Both stories are included in Jalil's anthology, as are a number of other characteristic pieces. Some show Rashid's occasionally riotous humour: in "One of my Journeys," a familiar, thoroughly modern, and somewhat bohemian I-narrator (who shares some of the author's characteristics) travels with a group of women, both Hindu and Muslim. Their religious and ethnic differences lead them into something close to a pie-fight, which the narrator interrupts with a didactic tirade, but not before the reader is almost helpless with laughter (which the aforesaid tirade does little to lessen). The laughter provoked by 'A Daughter-in-Law for Asif Jahan,' which portrays, almost in real time, the birth-pangs of a woman who delivers a daughter with the assistance of a midwife, a group of female relatives, and a number of folk remedies, is darkened by Rashid's underlying critique of traditional rituals of childbirth and the custom that decrees that a newborn daughter is immediately assigned a future role as the bride of a young male cousin.
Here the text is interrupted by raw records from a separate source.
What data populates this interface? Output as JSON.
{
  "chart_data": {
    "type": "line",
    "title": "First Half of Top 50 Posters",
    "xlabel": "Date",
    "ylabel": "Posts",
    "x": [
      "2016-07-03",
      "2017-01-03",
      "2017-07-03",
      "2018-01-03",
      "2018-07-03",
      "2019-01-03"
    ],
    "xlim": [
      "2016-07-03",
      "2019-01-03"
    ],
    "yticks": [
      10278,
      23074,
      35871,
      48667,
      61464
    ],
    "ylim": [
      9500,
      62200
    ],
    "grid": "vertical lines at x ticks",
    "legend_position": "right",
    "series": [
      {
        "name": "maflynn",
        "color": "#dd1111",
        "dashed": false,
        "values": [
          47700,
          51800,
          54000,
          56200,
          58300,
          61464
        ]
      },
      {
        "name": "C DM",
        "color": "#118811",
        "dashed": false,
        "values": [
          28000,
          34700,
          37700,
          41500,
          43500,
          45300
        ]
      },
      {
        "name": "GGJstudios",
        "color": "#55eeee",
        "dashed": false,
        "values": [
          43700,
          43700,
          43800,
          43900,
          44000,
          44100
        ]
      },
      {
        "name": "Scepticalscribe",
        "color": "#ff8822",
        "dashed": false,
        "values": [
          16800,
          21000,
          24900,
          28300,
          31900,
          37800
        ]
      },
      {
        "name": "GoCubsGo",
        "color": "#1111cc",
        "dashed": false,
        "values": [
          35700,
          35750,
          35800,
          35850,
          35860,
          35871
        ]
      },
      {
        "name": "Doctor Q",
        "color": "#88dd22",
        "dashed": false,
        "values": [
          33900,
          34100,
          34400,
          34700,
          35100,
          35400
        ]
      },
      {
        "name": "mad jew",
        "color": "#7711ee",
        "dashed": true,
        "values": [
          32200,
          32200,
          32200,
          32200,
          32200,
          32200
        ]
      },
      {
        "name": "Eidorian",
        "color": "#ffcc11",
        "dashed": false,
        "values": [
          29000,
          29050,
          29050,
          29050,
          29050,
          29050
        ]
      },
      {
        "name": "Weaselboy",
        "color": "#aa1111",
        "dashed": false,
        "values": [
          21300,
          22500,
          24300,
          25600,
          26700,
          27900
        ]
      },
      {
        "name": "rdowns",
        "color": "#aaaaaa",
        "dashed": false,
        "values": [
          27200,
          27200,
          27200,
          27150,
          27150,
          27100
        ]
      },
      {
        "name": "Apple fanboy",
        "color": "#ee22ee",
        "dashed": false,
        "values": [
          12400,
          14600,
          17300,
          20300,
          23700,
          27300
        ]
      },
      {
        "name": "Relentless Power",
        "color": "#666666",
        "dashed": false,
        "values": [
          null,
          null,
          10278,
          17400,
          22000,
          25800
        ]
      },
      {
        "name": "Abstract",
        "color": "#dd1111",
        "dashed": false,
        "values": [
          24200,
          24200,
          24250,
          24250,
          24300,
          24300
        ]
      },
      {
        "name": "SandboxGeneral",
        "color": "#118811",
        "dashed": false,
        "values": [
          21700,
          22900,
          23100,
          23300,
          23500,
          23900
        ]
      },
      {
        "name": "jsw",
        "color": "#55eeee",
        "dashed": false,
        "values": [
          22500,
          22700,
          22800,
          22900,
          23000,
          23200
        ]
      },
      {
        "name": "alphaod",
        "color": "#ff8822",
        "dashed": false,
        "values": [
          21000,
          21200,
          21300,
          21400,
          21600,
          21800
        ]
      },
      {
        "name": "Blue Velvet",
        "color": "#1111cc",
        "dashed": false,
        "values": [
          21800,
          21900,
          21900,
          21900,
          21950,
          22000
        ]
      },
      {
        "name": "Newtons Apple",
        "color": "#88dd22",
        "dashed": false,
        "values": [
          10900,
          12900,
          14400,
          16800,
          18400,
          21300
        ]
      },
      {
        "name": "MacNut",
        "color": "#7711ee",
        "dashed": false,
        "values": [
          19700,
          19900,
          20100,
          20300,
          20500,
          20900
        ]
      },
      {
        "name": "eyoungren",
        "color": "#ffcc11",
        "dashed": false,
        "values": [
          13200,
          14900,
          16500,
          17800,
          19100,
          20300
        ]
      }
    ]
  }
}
Also included is the play for which she first became known, "Behind the Curtain," about a woman tormented by multiple childbirths. Her husband insists she go through various surgeries on her reproductive organs to make her sexually more attractive, and yet he turns to other women. Though the message of the play was for woman's liberation from domestic subjugation, the main protagonist remains, unlike the heroine of 'Woman,' subjected to the whims of her husband and to the demands of domesticity. Over and over, Rashid, highly educated though she was, was to return to the subject of semi-literate and very traditional women, until much later in her career, when she turned to the problems of religious animosity and to class oppression after the Partition in 1947, in plays and fictional works not included.

Rashid would, in the years not covered by this anthology, increasingly turn to drama for its immediacy, often writing for live performances or for radio broadcasts rather than for publication. She has a playwright's ear for dialogue, and an intimate knowledge of the speech patterns of semi-educated women, a knowledge at variance with her own Anglophone education. Capturing her characters' speech patterns is a feat for a translator. Jalil, who retains the sinewy strength of the stories, doesn't always manage to replicate the subtle shifts of register Rashid constantly employs. (I returned to Rashid's work in Urdu after reading this selection, and was captivated by her sharp, dazzling, and highly nuanced prose.) The problems of translation are particularly evident in 'Bad Company,' the only story here told from an entirely male perspective, about a judge who rejects his leftist son. The story is almost entirely composed of the judge's interior monologue, which takes us through his struggles as an orphan and his later successes, until the steady stream of thoughts reveals his ruthless upward mobility. Then a deft authorial switch to a more detached point of view lets us hear him speak to an acquaintance on the telephone, displaying his elitism along with his retrograde political stance. The ironies and satire are, to an extent, lost in translation; in English, Rashid is a very good raconteuse and a more than competent stylist; in Urdu, she is exceptional in her narrative economy and direct, unadorned prose style. Notwithstanding its inevitable omissions, Jalil's is a book to treasure, for the bilingual reader and the Anglophone alike.